Perché la Chiesa fa fatica a parlare ai giovani?

Perché non li ascolta. Sant’Agostino scriveva: “Ascoltali, ascoltali, ascoltali e dopo parlerai col loro linguaggio”, e quindi entrerai in relazione con loro. Quindi quando manca l’ascolto profondo, empatico che ti costituisce e non giudica, non provoca moralismo manca il linguaggio e nasce l’incomunicabilità. C’è un principio educativo che si fa risalire a Plutarco che dice: la testa non è un vaso da riempire, ma un fuoco da accendere. Questa tentazione riguarda anche l’educatore cristiano, più preoccupato di offrire contenuti e indicazioni che di accendere il fuoco che cova entro ogni cuore. Ma ciò accade soprattutto a nella scuola, organizzata più per trasmettere “saperi” che accendere quel fuoco del desiderio dei saperi che poi porta a personalizzare i saperi stessi. Nella nostra scuola è ormai prassi la confusione tra educazione e addestramento.

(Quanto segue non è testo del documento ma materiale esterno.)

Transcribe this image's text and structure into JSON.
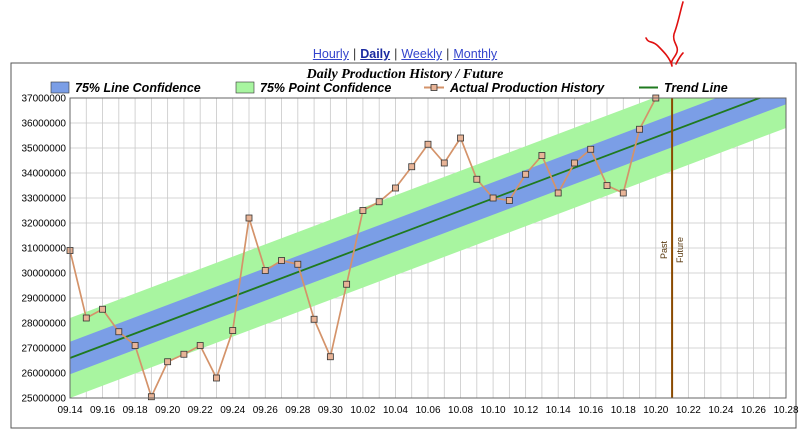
{
  "nav": {
    "hourly": "Hourly",
    "daily": "Daily",
    "weekly": "Weekly",
    "monthly": "Monthly",
    "separator": "|",
    "active": "daily"
  },
  "chart_data": {
    "type": "line",
    "title": "Daily Production History / Future",
    "legend": [
      {
        "label": "75% Line Confidence",
        "color": "#7b9ee6",
        "kind": "swatch"
      },
      {
        "label": "75% Point Confidence",
        "color": "#a8f5a0",
        "kind": "swatch"
      },
      {
        "label": "Actual Production History",
        "color": "#d4936a",
        "kind": "line-marker"
      },
      {
        "label": "Trend Line",
        "color": "#1f7a1f",
        "kind": "line"
      }
    ],
    "legend_position": "top",
    "grid": true,
    "xlabel": "",
    "ylabel": "",
    "x_ticks": [
      "09.14",
      "09.16",
      "09.18",
      "09.20",
      "09.22",
      "09.24",
      "09.26",
      "09.28",
      "09.30",
      "10.02",
      "10.04",
      "10.06",
      "10.08",
      "10.10",
      "10.12",
      "10.14",
      "10.16",
      "10.18",
      "10.20",
      "10.22",
      "10.24",
      "10.26",
      "10.28"
    ],
    "x_range": [
      0,
      44
    ],
    "ylim": [
      25000000,
      37000000
    ],
    "y_ticks": [
      25000000,
      26000000,
      27000000,
      28000000,
      29000000,
      30000000,
      31000000,
      32000000,
      33000000,
      34000000,
      35000000,
      36000000,
      37000000
    ],
    "series": [
      {
        "name": "Actual Production History",
        "x": [
          "09.14",
          "09.15",
          "09.16",
          "09.17",
          "09.18",
          "09.19",
          "09.20",
          "09.21",
          "09.22",
          "09.23",
          "09.24",
          "09.25",
          "09.26",
          "09.27",
          "09.28",
          "09.29",
          "09.30",
          "10.01",
          "10.02",
          "10.03",
          "10.04",
          "10.05",
          "10.06",
          "10.07",
          "10.08",
          "10.09",
          "10.10",
          "10.11",
          "10.12",
          "10.13",
          "10.14",
          "10.15",
          "10.16",
          "10.17",
          "10.18",
          "10.19",
          "10.20"
        ],
        "values": [
          30900000,
          28200000,
          28550000,
          27650000,
          27100000,
          25050000,
          26450000,
          26750000,
          27100000,
          25800000,
          27700000,
          32200000,
          30100000,
          30500000,
          30350000,
          28150000,
          26650000,
          29550000,
          32500000,
          32850000,
          33400000,
          34250000,
          35150000,
          34400000,
          35400000,
          33750000,
          33000000,
          32900000,
          33950000,
          34700000,
          33200000,
          34400000,
          34950000,
          33500000,
          33200000,
          35750000,
          37000000
        ],
        "color": "#d4936a"
      }
    ],
    "trend_line": {
      "name": "Trend Line",
      "x_start": "09.14",
      "y_start": 26600000,
      "x_end": "10.28",
      "y_end": 37400000
    },
    "line_confidence_halfwidth": 650000,
    "point_confidence_halfwidth": 1600000,
    "past_future_divider": {
      "x": "10.21",
      "past_label": "Past",
      "future_label": "Future",
      "color": "#8a4a00"
    }
  }
}
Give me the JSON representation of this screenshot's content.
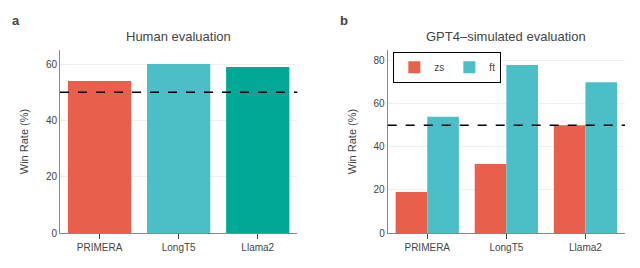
{
  "chart_data": [
    {
      "type": "bar",
      "title": "Human evaluation",
      "categories": [
        "PRIMERA",
        "LongT5",
        "Llama2"
      ],
      "values": [
        54,
        60,
        59
      ],
      "colors": [
        "#E8604C",
        "#4BBEC8",
        "#00A896"
      ],
      "ylabel": "Win Rate (%)",
      "ylim": [
        0,
        65
      ],
      "yticks": [
        0,
        20,
        40,
        60
      ],
      "hline": 50,
      "grid": true,
      "annotations": [
        "a"
      ]
    },
    {
      "type": "bar",
      "title": "GPT4–simulated evaluation",
      "categories": [
        "PRIMERA",
        "LongT5",
        "Llama2"
      ],
      "series": [
        {
          "name": "zs",
          "color": "#E8604C",
          "values": [
            19,
            32,
            50
          ]
        },
        {
          "name": "ft",
          "color": "#4BBEC8",
          "values": [
            54,
            78,
            70
          ]
        }
      ],
      "ylabel": "Win Rate (%)",
      "ylim": [
        0,
        85
      ],
      "yticks": [
        0,
        20,
        40,
        60,
        80
      ],
      "hline": 50,
      "grid": true,
      "legend": "upper left",
      "annotations": [
        "b"
      ]
    }
  ]
}
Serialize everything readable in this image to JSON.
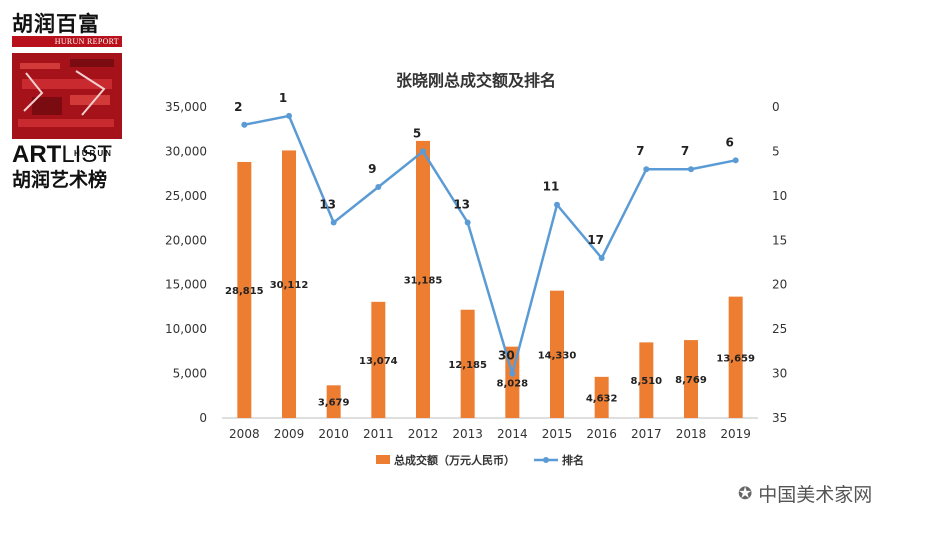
{
  "logo": {
    "top_text": "胡润百富",
    "report_text": "HURUN REPORT",
    "art_text": "ART",
    "list_text": "LIST",
    "small_text": "HURUN",
    "bottom_text": "胡润艺术榜"
  },
  "watermark": {
    "text": "中国美术家网",
    "icon": "wechat-icon"
  },
  "chart_data": {
    "type": "bar+line",
    "title": "张晓刚总成交额及排名",
    "categories": [
      "2008",
      "2009",
      "2010",
      "2011",
      "2012",
      "2013",
      "2014",
      "2015",
      "2016",
      "2017",
      "2018",
      "2019"
    ],
    "series": [
      {
        "name": "总成交额（万元人民币）",
        "type": "bar",
        "axis": "left",
        "color": "#ed7d31",
        "values": [
          28815,
          30112,
          3679,
          13074,
          31185,
          12185,
          8028,
          14330,
          4632,
          8510,
          8769,
          13659
        ],
        "labels": [
          "28,815",
          "30,112",
          "3,679",
          "13,074",
          "31,185",
          "12,185",
          "8,028",
          "14,330",
          "4,632",
          "8,510",
          "8,769",
          "13,659"
        ]
      },
      {
        "name": "排名",
        "type": "line",
        "axis": "right",
        "color": "#5b9bd5",
        "values": [
          2,
          1,
          13,
          9,
          5,
          13,
          30,
          11,
          17,
          7,
          7,
          6
        ],
        "labels": [
          "2",
          "1",
          "13",
          "9",
          "5",
          "13",
          "30",
          "11",
          "17",
          "7",
          "7",
          "6"
        ]
      }
    ],
    "y_left": {
      "min": 0,
      "max": 35000,
      "ticks": [
        "0",
        "5,000",
        "10,000",
        "15,000",
        "20,000",
        "25,000",
        "30,000",
        "35,000"
      ],
      "tick_values": [
        0,
        5000,
        10000,
        15000,
        20000,
        25000,
        30000,
        35000
      ]
    },
    "y_right": {
      "min": 0,
      "max": 35,
      "reversed": true,
      "ticks": [
        "0",
        "5",
        "10",
        "15",
        "20",
        "25",
        "30",
        "35"
      ],
      "tick_values": [
        0,
        5,
        10,
        15,
        20,
        25,
        30,
        35
      ]
    },
    "legend_position": "bottom",
    "grid": false
  }
}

[1] Ok, boomer” è una delle espressioni più inflazionate negli ultimi tempi e rappresenta la risposta che le nuove generazioni danno quando vengono rimproverati da persone più anziane, ovvero i boomer. I boomer nel linguaggio comune sono anche le persone semplicemente un po’ all’antica, che non capiscono mode o tormentoni del momento.